Argall: excellent novel about the founding of Jamestown, retelling the story of Pocahontas and John Smith. Named after a man who appears in the pages of the history books as an absolute madman, Argall appears in three of the Seven Dreams books and with good reason. The events of Argall are partially concurrent with Fathers and Crows.
The Dying Grass: an absolute behemoth of a book (1350+ pages), it follows the Nez Perce war from both the US army's and the Indian's side and shows how both sides have people who don't want the war as well as people for whom the wanton murder of unarmed civilians and the raping of women is all they really want out of life. The changes in style whenever the Natives are the POV and when the army are the POV means you never mistake one for the other, their thinking and their language are so different.
Fathers and Crows: easily the best book in the series. Greed and fanaticism on both sides leads to worse and worse results for everyone involved. If you only read one of these books, make it this one.

>> No.22977471

>>22977444
Damn. I thought The Ice-Shirt was one of the better ones. I like Vikings and stuff. Shame.

>> No.22977474

>>22977444
Nice post and digits. I posted in this thread that fathers and crows is the one Vollman book I have. I liked it but I had a strong desire to read something else at that moment and I never went back to it. I will though. I’ve always felt that era and setting are often neglected in literature.

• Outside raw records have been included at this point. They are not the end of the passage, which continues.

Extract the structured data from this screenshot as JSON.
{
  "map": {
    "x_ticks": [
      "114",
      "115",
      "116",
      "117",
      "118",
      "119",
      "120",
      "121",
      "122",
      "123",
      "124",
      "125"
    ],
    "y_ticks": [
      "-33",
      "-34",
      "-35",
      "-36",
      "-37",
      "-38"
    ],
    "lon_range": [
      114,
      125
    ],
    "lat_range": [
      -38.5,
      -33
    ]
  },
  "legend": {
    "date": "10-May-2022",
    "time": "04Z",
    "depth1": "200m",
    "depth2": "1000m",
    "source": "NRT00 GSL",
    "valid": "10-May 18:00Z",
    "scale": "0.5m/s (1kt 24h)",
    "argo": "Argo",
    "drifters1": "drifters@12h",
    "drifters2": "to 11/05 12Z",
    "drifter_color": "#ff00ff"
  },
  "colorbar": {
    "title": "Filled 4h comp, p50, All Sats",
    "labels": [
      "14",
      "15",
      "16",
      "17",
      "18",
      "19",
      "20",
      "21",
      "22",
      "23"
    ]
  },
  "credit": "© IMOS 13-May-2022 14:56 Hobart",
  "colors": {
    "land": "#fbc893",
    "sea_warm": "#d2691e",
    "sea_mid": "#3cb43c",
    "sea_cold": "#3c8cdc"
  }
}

The Leatherstocking Tales might not be high literature, and may not even be good, but Cooper takes me to a place I really like to see portrayed, that pre colonial era and the rugged outdoors, Native American tribes, and adventure. Mason and Dixon sorta scratches that itch but he’s too…zany; I think that’s the word I’m looking for. It’s a great book but could have been even better IMO if it was toned down.

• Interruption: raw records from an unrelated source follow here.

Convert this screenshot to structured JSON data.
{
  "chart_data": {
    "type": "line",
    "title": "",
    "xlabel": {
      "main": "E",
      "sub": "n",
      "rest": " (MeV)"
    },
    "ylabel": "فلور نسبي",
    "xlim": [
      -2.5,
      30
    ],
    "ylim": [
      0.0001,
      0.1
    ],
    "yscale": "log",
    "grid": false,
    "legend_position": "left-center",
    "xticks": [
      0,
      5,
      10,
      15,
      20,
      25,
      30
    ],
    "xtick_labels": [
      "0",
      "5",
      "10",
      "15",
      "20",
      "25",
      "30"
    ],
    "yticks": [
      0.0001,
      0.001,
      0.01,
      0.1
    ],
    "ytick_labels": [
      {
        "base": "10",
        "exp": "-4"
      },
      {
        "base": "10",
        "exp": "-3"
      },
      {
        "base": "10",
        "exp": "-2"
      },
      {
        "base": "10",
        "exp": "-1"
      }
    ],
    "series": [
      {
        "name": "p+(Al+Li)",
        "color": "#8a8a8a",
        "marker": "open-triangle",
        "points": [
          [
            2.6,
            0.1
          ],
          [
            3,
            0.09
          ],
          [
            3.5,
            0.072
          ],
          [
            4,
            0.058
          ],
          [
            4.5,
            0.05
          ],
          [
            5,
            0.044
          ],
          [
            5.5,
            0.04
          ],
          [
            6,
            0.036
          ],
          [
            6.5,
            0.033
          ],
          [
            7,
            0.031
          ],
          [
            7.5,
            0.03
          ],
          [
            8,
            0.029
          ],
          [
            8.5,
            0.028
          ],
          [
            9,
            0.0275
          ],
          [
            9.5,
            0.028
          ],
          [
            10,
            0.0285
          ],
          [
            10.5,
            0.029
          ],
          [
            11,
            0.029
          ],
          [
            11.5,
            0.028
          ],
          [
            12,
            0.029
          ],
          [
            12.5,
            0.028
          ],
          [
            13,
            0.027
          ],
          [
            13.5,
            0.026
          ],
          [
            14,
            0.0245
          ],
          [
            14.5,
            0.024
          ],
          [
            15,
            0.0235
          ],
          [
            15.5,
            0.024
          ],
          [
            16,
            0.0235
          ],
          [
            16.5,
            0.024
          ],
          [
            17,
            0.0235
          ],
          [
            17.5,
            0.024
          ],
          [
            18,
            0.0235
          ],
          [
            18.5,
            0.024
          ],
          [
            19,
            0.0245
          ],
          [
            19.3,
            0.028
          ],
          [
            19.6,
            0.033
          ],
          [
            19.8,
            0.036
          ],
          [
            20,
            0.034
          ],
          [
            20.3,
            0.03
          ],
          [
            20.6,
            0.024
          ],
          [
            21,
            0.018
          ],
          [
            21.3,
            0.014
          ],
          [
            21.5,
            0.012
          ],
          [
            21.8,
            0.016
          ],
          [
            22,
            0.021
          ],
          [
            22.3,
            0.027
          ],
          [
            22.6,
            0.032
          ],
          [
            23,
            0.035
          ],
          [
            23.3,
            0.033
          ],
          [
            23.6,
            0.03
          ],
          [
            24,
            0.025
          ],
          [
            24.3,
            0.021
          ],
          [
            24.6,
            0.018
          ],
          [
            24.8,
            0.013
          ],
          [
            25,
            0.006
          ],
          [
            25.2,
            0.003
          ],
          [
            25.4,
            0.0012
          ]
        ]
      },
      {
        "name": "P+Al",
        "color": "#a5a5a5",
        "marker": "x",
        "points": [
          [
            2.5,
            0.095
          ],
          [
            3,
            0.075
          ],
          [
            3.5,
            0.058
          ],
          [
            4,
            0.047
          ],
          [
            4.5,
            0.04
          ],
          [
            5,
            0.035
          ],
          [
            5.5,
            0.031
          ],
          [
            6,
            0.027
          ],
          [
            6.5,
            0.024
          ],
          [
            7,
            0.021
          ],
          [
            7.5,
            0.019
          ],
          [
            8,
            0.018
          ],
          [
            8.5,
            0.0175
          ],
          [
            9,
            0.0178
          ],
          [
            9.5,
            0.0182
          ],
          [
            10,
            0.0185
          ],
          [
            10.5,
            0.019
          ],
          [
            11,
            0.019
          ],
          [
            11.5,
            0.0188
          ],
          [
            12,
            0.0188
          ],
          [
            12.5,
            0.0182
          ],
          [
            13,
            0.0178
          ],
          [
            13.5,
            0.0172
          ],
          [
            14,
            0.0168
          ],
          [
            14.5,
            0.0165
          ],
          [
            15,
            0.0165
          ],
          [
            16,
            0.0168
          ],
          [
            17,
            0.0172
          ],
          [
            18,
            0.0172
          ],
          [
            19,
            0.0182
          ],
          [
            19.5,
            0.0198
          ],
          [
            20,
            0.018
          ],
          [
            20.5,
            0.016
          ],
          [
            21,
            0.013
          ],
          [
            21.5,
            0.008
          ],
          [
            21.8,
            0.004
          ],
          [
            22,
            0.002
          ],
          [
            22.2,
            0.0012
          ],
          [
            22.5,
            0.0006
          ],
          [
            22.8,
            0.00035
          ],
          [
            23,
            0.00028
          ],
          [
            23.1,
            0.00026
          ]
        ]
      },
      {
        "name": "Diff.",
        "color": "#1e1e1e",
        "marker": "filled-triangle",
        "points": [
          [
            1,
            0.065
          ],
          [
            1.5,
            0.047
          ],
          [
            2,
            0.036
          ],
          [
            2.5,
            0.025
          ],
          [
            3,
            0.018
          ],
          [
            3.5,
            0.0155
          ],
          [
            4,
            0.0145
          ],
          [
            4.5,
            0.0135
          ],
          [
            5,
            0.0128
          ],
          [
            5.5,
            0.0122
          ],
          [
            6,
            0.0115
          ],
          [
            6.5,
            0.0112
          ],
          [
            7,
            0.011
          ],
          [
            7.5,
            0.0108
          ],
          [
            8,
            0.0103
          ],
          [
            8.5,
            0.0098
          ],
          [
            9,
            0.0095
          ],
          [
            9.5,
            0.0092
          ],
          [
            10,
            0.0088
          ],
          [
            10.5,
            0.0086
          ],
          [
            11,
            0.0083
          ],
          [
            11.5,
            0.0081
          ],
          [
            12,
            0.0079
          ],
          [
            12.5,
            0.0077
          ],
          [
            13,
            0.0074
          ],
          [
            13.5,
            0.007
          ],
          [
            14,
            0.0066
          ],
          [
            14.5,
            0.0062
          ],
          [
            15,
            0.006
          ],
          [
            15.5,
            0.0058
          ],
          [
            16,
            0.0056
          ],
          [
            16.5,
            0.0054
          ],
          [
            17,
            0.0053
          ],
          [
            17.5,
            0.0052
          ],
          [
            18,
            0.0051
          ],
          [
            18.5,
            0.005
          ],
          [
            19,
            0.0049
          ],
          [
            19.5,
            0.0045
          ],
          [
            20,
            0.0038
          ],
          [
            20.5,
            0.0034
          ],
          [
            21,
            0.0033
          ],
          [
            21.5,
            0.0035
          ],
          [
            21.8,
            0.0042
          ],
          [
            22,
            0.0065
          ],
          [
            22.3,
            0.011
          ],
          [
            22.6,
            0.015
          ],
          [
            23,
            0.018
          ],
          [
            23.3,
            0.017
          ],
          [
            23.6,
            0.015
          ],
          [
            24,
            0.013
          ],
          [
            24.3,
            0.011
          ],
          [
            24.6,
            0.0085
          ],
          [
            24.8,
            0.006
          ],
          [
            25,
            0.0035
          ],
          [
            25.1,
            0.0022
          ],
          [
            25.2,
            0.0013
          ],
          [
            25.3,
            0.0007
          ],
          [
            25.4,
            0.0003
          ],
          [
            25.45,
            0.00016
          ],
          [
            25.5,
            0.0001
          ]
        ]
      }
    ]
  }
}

Anyway, this definitely motivates me to restart Fathers and Crows

>> No.22977489

>>22977471
Did I say it's a bad book? I don't think I said a single negative thing about it lol

>> No.22978610

bump

>> No.22978621

Rare decent thread on /lit/. But where does one start with him?

>> No.22978699

>>22978621
>where does one start with him?
seconded

>> No.22978809

>>22978621
You can start at the beginning with You Bright and Risen Angels. Or you can start with Europe Central, which is his most acclaimed novel. You may also consider some of his non-fiction, like Riding Toward Everywhere or Poor People.

>> No.22978849

>>22978621
>>22978699
>>22978809
Adding to this, he's got a bunch of short story collections, of which The Atlas might be of interest to new readers because it features materials relating to things that he would go on to expand into full novels.

>> No.22978887

>>22975153
As long as he doesn't sincerely believes you can change your gender.....

>> No.22978987

>>22977474
As an aside, anon, if you like the precolonial era, Native American tribes, etc., find Allen Eckert's The Winning of America (6 volumes). The first one, The Frontiersmen, reads as if WTV had written it.

Fathers and Crows is a great book.

>> No.22979619

>>22977474
Adding to say that you definitely need to give Fathers and Crows another chance. If you want to ease yourself in with something smaller The Atlas is a good place to start. It's essentially a collection of short stories relating to his travels around the world. If you want to start even smaller Whores for Gloria is good but only if you are into transgressive literature.

>> No.22979693

>>22979619
Yeah, I’m planning to start it again soon, it’s in my “read soon” pile. I have nothing bad to say about it from what I’ve read, it’s just that my interest was pulled really strongly towards another book

>> No.22980854

>>22970340
Currently reading and holy fuck its great
One thing I love is that its made of different and non-related stories set in the same historic moment, so you can read a story a day
p.s. Vollmann rocks

>> No.22980867

>>22980854
I assume you’re talking about Europe Central?